Não houvesse tais declarações  - sempre fora dos autos e sobre temas que poderão exigir o pronunciamento da Corte - e as coisas fluiriam bem melhores.]

 Marco Aurélio jogou para o plenário a decisão de Celso de Mello a favor de um depoimento presencial sobre as acusações de Moro. Num depoimento escrito, o risco é mínimo. Num presencial, ainda mais de uma personalidade como Bolsonaro, há perguntas difíceis, cascas de banana, nervosismo – principalmente para quem tem culpa no cartório. [o recurso ao silêncio tanto pode ser uma forma de protesto do depoente (Bolsonaro)  contra o desrespeito a um dos Poderes da República  quanto pode ser o exercício legítimo de um direitos constitucional de quem é investigado.]

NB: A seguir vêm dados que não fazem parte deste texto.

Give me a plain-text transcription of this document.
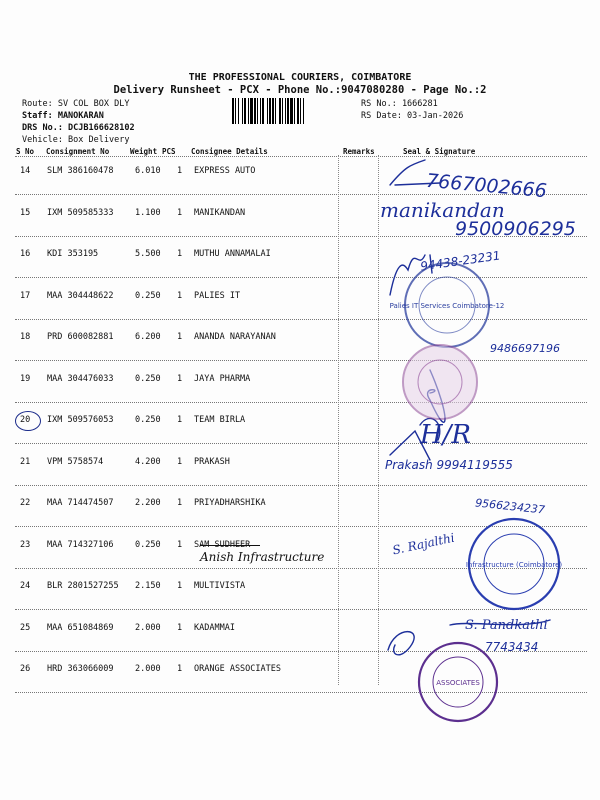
THE PROFESSIONAL COURIERS, COIMBATORE
Delivery Runsheet - PCX - Phone No.:9047080280 - Page No.:2
Route: SV COL BOX DLY
Staff: MANOKARAN
DRS No.: DCJB166628102
Vehicle: Box Delivery
RS No.: 1666281
RS Date: 03-Jan-2026
S No Consignment No	Weight PCS Consignee Details	Remarks	Seal & Signature
14 SLM 386160478	6.010 1 EXPRESS AUTO
15 IXM 509585333	1.100 1 MANIKANDAN
16 KDI 353195	5.500 1 MUTHU ANNAMALAI
17 MAA 304448622	0.250 1 PALIES IT
18 PRD 600082881	6.200 1 ANANDA NARAYANAN
19 MAA 304476033	0.250 1 JAYA PHARMA
20 IXM 509576053	0.250 1 TEAM BIRLA
21 VPM 5758574	4.200 1 PRAKASH
22 MAA 714474507	2.200 1 PRIYADHARSHIKA
23 MAA 714327106	0.250 1 SAM SUDHEER
24 BLR 2801527255 2.150 1 MULTIVISTA
25 MAA 651084869	2.000 1 KADAMMAI
26 HRD 363066009	2.000 1 ORANGE ASSOCIATES
7667002666
manikandan
9500906295
94438-23231
9486697196
H/R
Prakash 9994119555
9566234237
Anish Infrastructure	S. Rajalthi
S. Pandkathi
7743434
Palies IT Services Coimbatore-12
Infrastructure (Coimbatore)
ASSOCIATES
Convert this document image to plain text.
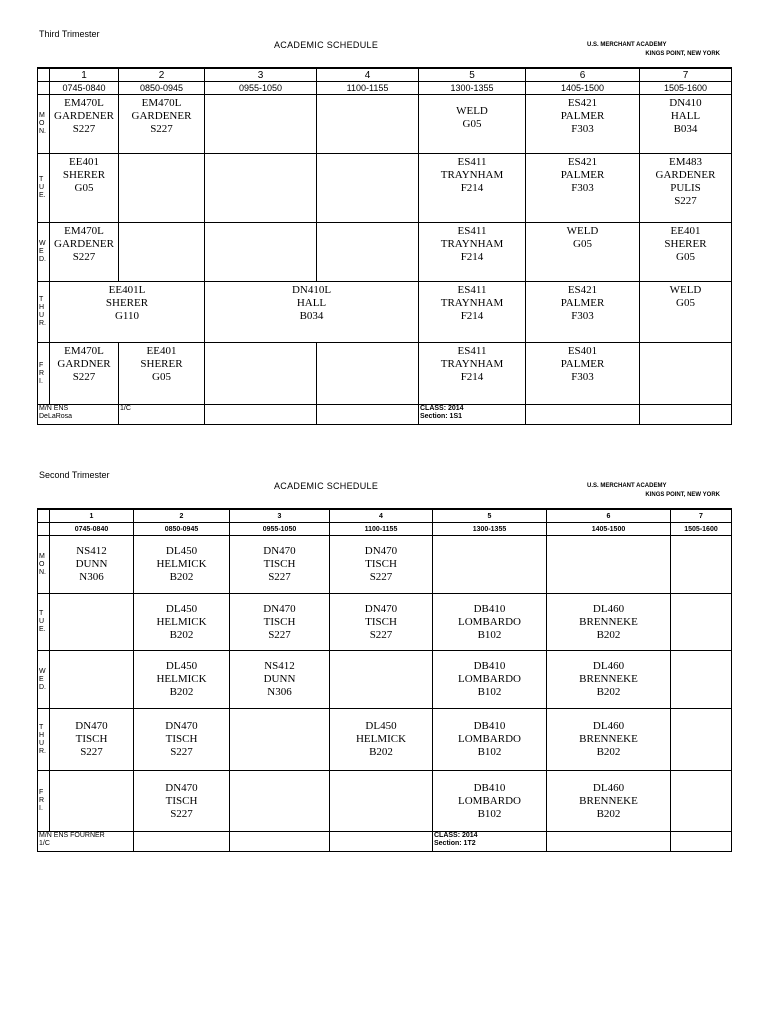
Third Trimester
ACADEMIC SCHEDULE	U.S. MERCHANT ACADEMY
KINGS POINT, NEW YORK
	1	2	3	4	5	6	7
	0745-0840	0850-0945	0955-1050	1100-1155	1300-1355	1405-1500	1505-1600
M
O
N.	EM470L
GARDENER
S227	EM470L
GARDENER
S227			WELD
G05	ES421
PALMER
F303	DN410
HALL
B034
T
U
E.	EE401
SHERER
G05				ES411
TRAYNHAM
F214	ES421
PALMER
F303	EM483
GARDENER
PULIS
S227
W
E
D.	EM470L
GARDENER
S227				ES411
TRAYNHAM
F214	WELD
G05	EE401
SHERER
G05
T
H
U
R.	EE401L
SHERER
G110		DN410L
HALL
B034		ES411
TRAYNHAM
F214	ES421
PALMER
F303	WELD
G05
F
R
I.	EM470L
GARDNER
S227	EE401
SHERER
G05			ES411
TRAYNHAM
F214	ES401
PALMER
F303	
M/N ENS
DeLaRosa		1/C			CLASS: 2014
Section: 1S1		
Second Trimester
ACADEMIC SCHEDULE	U.S. MERCHANT ACADEMY
KINGS POINT, NEW YORK
	1	2	3	4	5	6	7
	0745-0840	0850-0945	0955-1050	1100-1155	1300-1355	1405-1500	1505-1600
M
O
N.	NS412
DUNN
N306	DL450
HELMICK
B202	DN470
TISCH
S227	DN470
TISCH
S227			
T
U
E.		DL450
HELMICK
B202	DN470
TISCH
S227	DN470
TISCH
S227	DB410
LOMBARDO
B102	DL460
BRENNEKE
B202	
W
E
D.		DL450
HELMICK
B202	NS412
DUNN
N306		DB410
LOMBARDO
B102	DL460
BRENNEKE
B202	
T
H
U
R.	DN470
TISCH
S227	DN470
TISCH
S227		DL450
HELMICK
B202	DB410
LOMBARDO
B102	DL460
BRENNEKE
B202	
F
R
I.		DN470
TISCH
S227			DB410
LOMBARDO
B102	DL460
BRENNEKE
B202	
M/N ENS FOURNER
1/C					CLASS: 2014
Section: 1T2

Há tempos Celso de Mello se ausenta de votações por motivos de saúde e, quanto mais perto chega sua aposentadoria, em novembro, mais confronta Bolsonaro. Gerou reação por convocar os três generais do Planalto para depor “debaixo de vara” e por comparar o atual Brasil à Alemanha de Hitler. Ao decidir pelo depoimento presencial, ele recorreu ao artigo 221 do Código de Processo Penal, que só dá direito a manifestação por escrito a presidentes dos três poderes quando são testemunhas ou vítimas, não suspeitos, investigados ou réus. [o inevitável de tudo isto é que haja o que houver com o depoimento (ainda incerto) do presidente Bolsonaro, no máximo em meados de novembro próximo, todos terão esquecido o atual decano da Suprema Corte.]

Bolsonaro é investigado, logo, a decisão tem apoio jurídico, mas Celso se referiu a uma decisão de 2016 favorecendo Renan Calheiros, então presidente do Senado, e não a uma outra de 2018 em relação a Michel Temer, então presidente da República. A PGR não teve dificuldade para cobrar "tratamento rigorosamente simétrico" em "circunstâncias absolutamente idênticas". Como Temer, Bolsonaro é presidente da República investigado. A decisão final tende a ser pró-Bolsonaro, com votos de Marco Aurélio, Barroso, que concedeu a vantagem para Temer no inquérito dos Portos, e Luiz Edson Fachin, no da JBS, além de alguns dos outros oito que já manifestaram desconforto com a "assimetria". 

Mas, como Celso deu ao presidente o direito de não comparecer para depor ou, se comparecer, permanecer calado, qualquer forma favorece Bolsonaro, que assim pode se safar dele mesmo e não repetir a chocante reunião ministerial de 22 de abril e absurdos do tipo: só há "alguns focos" de queimada no Pantanal, o Brasil é "um exemplo" de preservação do ambiente e o isolamento social é "conversinha mole dos fracos". [permanecer calado não foi uma concessão dada pelo decano ao presidente Bolsonaro e sim o reconhecimento de um direito conferido a qualquer cidadão de não fornecer provas contra si mesmo.] 

Para alívio dele, do Planalto e dos bolsonaristas, a chance de um depoimento real, com consequências, é próxima de zero. Decida o STF por depoimento escrito ou presencial, não muda nada. Só muda o equilíbrio da corte. De um lado, Fux. De outro, Marco Aurélio agora e seu substituto "terrivelmente evangélico" daqui a pouco. [vamos torcer para que o presidente Bolsonaro indique Ives Gandra, um jurista competente e genuinamente Católico Apostólico Romano.]